The Joys of 'What If?'
Following one of the comment threads earlier this week, I decided to finally read Master of the Senate
, part of Robert Caro's massive ongoing biography of Lyndon B. Johnson, while I was traveling. Marvelous stuff! And Johnson was indeed the master.
Still, one question: to what great and noble end was all this "Master of the Senate" stuff? True, under his leadership (1953-1960) Johnson managed to wedge a few important bits of progressive legislation—a minimum wage increase and the disability portion of Social Security—through a chamber that had not passed any
important bits of progressive legislation since the early days of Roosevelt's first term. But most liberal programs were watered down to the point of irrelevancy, and the northeastern liberals were duly abused and marginalized all throughout the '50s. Fair enough, but with such Democratic dominance—especially after they won massive majorities in the 1958 midterms—you would expect more substance. Sadly, no. Thanks Lyndon! Though it's a good reminder that liberals have far, far more influence and power in the Senate nowadays—even under the past two Congresses—than they ever did during the Truman/Eisenhower administrations.
Anyway, that leaves the 1957 civil rights act, the first of its kind in some 80 years, as Johnson's major liberal accomplishment in the Senate, and Caro really points out how difficult it was for the Majority Leader to finesse a compromise between the Paul Douglas liberals and the southern Democrats. Again, marvelous stuff. But what if he hadn't
finessed a compromise? Presumably, the other southern Democrats would've just joined Strom Thurmond in filibustering the bill altogether, so then the Democrats would've been pilloried in the upcoming midterms, and the GOP would've captured the African-American vote, as per Richard Nixon's strategy at the time, and presumably retaken the Senate. That, in turn, would've pushed the southern Democrats off the Senate chairmanships, perhaps pulled in enough votes to shatter a southern filibuster, and in the end made it much more likely that the Senate could've passed a much stronger civil rights bill than what actually came out in 1957—mostly a toothless voting act that was all but unenforceable—sooner rather than later.
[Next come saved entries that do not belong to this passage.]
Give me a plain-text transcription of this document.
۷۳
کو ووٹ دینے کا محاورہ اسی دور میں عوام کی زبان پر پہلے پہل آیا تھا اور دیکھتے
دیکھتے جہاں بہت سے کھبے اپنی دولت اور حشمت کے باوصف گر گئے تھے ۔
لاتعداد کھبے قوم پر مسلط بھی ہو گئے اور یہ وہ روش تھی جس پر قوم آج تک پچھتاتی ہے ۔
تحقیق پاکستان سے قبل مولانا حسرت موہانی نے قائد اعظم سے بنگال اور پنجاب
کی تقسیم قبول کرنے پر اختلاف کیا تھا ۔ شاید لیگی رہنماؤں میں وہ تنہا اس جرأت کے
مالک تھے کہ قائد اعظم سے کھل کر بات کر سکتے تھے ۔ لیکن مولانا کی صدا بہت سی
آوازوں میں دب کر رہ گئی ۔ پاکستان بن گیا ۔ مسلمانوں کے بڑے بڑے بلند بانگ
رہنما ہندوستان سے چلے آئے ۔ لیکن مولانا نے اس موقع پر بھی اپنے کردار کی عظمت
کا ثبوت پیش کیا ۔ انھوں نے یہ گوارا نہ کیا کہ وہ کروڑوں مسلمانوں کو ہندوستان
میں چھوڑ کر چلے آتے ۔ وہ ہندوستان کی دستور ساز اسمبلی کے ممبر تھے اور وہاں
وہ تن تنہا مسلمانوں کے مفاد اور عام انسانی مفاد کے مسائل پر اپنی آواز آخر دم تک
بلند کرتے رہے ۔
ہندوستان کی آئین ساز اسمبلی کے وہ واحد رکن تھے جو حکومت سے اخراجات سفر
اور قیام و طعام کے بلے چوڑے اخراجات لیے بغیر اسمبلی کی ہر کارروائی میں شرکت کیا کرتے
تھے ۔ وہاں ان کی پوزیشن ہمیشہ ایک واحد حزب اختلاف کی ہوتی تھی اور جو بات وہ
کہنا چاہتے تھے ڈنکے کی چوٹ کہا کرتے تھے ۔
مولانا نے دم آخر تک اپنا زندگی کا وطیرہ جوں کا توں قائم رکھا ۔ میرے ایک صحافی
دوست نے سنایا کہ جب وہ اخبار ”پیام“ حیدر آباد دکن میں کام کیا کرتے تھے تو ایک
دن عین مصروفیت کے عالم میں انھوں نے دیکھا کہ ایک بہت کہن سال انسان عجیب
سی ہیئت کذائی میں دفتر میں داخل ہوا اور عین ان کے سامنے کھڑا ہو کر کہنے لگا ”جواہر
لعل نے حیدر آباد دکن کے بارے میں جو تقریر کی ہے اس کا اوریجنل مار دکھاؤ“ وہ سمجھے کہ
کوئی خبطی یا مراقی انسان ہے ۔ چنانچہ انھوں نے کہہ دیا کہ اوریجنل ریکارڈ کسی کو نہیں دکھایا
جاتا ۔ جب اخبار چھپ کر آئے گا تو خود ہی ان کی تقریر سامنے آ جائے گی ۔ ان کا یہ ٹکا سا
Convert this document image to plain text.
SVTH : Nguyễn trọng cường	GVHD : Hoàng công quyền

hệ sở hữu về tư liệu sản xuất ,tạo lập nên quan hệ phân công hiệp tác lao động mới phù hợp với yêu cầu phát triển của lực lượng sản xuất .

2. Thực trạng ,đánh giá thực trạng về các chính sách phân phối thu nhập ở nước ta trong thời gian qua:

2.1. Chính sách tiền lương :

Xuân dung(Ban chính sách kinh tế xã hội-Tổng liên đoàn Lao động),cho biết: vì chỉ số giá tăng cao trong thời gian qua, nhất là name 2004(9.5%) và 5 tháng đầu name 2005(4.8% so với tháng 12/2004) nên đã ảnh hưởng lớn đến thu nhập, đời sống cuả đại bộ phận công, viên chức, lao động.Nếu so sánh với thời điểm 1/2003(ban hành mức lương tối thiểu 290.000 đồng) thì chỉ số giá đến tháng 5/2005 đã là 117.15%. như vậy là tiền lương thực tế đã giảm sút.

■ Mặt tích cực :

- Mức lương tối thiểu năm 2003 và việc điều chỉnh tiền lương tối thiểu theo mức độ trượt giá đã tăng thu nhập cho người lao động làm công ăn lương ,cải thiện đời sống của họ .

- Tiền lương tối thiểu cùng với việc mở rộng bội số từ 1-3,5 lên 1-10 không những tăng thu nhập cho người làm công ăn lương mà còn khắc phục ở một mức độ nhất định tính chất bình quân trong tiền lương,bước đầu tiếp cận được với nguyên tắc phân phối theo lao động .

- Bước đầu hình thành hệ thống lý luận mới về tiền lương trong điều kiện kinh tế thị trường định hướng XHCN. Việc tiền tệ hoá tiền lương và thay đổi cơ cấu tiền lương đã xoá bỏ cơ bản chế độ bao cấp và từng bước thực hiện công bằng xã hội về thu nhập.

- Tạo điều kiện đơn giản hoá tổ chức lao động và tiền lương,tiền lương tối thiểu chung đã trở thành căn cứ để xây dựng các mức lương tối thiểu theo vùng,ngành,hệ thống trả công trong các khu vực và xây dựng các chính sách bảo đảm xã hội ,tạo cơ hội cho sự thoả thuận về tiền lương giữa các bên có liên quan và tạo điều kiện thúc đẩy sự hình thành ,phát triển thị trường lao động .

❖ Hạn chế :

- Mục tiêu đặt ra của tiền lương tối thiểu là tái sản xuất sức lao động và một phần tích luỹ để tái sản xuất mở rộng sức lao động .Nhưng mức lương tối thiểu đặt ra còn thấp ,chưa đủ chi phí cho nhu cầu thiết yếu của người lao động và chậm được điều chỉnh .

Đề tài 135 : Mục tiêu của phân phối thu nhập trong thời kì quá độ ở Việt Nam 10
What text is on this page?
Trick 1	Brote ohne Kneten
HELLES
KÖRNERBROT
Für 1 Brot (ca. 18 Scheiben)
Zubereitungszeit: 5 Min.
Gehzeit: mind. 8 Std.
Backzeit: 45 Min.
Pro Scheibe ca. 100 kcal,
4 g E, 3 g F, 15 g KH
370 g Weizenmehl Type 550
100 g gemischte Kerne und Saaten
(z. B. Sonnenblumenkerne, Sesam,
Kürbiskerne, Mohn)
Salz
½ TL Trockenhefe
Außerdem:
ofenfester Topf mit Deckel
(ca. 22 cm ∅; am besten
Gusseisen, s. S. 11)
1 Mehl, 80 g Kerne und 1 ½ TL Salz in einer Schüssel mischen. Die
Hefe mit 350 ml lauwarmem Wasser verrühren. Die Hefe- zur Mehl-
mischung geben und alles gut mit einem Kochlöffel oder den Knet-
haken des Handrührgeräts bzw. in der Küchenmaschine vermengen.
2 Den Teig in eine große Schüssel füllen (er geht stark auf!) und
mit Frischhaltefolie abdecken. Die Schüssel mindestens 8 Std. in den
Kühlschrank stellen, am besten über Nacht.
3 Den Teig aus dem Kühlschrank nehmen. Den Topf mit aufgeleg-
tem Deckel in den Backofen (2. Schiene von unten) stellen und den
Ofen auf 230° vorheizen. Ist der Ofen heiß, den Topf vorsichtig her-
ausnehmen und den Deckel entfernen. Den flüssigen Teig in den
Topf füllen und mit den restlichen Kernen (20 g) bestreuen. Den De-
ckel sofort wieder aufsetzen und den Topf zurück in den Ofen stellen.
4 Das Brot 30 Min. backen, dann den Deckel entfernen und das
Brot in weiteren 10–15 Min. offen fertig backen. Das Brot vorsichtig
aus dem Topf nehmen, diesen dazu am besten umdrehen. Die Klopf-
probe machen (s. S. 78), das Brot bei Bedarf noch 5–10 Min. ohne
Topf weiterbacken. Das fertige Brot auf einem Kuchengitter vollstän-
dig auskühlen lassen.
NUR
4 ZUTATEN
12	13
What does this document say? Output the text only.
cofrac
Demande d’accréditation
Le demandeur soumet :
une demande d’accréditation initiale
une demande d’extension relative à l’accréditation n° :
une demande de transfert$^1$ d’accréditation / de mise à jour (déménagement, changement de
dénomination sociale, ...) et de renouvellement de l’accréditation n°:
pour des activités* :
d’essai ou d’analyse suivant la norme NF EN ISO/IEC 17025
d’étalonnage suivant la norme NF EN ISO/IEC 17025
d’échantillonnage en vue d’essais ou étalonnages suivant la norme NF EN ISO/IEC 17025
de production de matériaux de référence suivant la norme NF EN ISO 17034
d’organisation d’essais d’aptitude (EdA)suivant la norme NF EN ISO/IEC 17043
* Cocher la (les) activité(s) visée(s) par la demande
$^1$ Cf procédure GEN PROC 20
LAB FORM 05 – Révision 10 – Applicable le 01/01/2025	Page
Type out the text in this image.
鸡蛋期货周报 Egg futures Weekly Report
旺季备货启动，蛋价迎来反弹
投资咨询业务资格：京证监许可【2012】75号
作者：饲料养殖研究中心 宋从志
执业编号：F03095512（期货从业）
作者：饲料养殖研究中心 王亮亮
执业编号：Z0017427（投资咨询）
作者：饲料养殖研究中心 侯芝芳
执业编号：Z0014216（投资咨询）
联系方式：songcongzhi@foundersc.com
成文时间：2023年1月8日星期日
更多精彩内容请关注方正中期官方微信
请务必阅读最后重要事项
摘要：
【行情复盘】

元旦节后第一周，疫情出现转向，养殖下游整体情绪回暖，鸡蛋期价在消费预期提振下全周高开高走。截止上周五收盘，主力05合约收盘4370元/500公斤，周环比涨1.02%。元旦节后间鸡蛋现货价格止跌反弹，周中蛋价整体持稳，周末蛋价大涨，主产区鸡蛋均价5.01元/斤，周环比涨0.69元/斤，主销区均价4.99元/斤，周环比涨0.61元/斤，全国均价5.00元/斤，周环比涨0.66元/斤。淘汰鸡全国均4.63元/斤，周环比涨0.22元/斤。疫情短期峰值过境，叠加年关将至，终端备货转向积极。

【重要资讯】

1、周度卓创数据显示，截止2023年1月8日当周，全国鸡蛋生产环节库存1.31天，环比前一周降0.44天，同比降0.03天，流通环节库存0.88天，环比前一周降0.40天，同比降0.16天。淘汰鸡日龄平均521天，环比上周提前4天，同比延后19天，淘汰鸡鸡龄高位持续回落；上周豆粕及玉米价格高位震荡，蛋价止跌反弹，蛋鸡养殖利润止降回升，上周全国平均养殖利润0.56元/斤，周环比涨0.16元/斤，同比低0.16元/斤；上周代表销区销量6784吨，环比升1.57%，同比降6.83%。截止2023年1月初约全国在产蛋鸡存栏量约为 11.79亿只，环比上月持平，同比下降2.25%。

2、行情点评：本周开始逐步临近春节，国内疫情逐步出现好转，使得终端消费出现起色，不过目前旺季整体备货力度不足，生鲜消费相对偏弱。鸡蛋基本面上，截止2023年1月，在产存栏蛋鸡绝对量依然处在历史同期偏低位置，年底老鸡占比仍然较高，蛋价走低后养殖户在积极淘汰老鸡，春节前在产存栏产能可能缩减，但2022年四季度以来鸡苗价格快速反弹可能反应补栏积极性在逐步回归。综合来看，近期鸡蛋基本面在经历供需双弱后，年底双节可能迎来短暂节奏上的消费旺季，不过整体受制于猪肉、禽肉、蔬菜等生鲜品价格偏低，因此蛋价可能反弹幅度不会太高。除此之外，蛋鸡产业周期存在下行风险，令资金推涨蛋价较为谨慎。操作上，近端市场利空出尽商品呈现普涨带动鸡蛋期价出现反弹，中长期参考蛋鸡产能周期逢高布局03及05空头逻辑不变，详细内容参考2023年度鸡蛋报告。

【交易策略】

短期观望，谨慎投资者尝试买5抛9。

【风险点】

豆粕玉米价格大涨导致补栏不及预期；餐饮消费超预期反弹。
So then, and I'm just guessing here, you have a big realignment in which Republicans become the pro-business, pro-civil rights, and perhaps mildly pro-labor party (the AFL-CIO, as Caro tells it, was willing to make civil rights its number one priority at the time, even at the expense of certain labor provisions). At this point, alternate history gets too murky to say for sure, but presumably the Republicans would've remained strongly conservative on economic issues, there would've been no unified liberal political coalition in the 1960s (no Goldwater!), and hence: no Great Society, no Medicaid, no Medicare, no War on Poverty. Many northeastern and midwestern progressives would've still stuck with the Democrats for some time (though some would've joined the Republicans, perhaps), but their influence would be much reduced. So in the long term, perhaps that 1957 act meant a lot
more than simply getting one foot in the civil rights door. I don't know. Good book, though.